Joaquín Argamasilla was encouraged in his parapsychology career by his father, the Marquis de Santa Cara, who was convinced that his son had psychic powers. Argamasilla was promoted as having X-ray vision that could penetrate metal. For example, he was seemingly able to read the time on a watch through a case. Among the audience of these shows was the Spanish writer Valle-Inclan, who was a friend of the father of the psychic and became convinced that Joaquín's powers were real.

Argamasilla's fame led him in 1924 to the Pennsylvania Hotel in New York City. There he met magician Harry Houdini, who became convinced that he was a fraud who just peeked through his simple blindfold and lifted up the edge of the box so he could look inside it without others noticing. Argamasilla could not replicate his abilities when forced to do the same with a box not owned by him. Houdini regarded Argamasilla to be "a very clever manipulator" who "acts his part in such as manner as to insure misdirection".

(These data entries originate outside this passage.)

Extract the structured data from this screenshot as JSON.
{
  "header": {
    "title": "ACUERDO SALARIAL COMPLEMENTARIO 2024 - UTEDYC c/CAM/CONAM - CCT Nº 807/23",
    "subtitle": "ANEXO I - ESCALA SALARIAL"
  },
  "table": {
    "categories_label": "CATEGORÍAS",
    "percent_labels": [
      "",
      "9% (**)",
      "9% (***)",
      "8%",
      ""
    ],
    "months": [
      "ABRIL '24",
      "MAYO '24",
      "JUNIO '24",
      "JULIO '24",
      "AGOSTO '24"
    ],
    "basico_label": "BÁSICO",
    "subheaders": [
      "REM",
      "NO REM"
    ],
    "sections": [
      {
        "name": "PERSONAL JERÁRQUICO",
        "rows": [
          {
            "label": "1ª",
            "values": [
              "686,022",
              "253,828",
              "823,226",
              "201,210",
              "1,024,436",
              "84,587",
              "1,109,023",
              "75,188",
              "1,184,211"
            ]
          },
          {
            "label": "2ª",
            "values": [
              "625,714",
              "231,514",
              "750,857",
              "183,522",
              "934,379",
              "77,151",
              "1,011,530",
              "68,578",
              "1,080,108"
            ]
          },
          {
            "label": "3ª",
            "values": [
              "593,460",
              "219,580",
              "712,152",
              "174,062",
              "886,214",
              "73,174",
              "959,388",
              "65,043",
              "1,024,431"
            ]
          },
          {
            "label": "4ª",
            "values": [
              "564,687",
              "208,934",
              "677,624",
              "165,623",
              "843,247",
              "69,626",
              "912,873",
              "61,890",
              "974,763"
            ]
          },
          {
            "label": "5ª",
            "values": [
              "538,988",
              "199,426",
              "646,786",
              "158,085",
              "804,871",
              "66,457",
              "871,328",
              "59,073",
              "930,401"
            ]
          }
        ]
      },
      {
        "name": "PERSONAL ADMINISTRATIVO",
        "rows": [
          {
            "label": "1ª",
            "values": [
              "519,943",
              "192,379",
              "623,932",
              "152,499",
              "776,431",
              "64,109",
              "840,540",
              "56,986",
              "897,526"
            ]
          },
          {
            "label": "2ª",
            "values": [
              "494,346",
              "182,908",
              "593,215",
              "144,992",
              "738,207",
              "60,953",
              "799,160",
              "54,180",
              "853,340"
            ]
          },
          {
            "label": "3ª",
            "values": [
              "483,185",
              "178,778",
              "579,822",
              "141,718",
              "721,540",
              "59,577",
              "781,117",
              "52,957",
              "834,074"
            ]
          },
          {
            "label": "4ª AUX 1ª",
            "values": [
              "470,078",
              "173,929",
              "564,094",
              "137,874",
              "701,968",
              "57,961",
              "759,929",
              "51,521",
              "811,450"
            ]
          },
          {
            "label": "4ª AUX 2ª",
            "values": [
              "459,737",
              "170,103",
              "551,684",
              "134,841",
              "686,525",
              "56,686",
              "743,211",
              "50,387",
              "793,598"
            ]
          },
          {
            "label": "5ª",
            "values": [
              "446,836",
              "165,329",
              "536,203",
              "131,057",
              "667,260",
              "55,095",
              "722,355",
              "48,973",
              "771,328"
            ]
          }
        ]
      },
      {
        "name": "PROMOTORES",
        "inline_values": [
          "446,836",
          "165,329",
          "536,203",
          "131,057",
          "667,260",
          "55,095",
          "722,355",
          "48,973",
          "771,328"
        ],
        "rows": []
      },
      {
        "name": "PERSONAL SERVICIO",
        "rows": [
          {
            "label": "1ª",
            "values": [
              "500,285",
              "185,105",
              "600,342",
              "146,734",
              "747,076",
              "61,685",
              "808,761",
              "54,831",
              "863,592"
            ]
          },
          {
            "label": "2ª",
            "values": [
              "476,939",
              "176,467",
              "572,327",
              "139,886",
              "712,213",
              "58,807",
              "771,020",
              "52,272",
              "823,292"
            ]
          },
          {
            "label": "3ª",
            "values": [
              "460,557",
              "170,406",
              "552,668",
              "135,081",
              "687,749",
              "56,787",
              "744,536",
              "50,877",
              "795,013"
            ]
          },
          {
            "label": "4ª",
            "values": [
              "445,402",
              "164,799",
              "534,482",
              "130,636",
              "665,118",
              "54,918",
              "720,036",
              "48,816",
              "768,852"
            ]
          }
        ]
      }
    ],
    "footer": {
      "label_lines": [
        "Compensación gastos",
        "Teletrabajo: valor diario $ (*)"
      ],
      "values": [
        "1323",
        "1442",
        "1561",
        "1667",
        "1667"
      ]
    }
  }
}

Argamasilla never did another psychic demonstration. He later was assigned the position of general director of Film and Theatre (1952-1955).

Argamasilla died on 27 May 1987 in Bilbao, Spain at the age of 82.

==In fiction==
A fictional version of Argamasilla (in which his powers turn out to be real) appears in the 14th episode of the Spanish science-fiction series El Ministerio del Tiempo.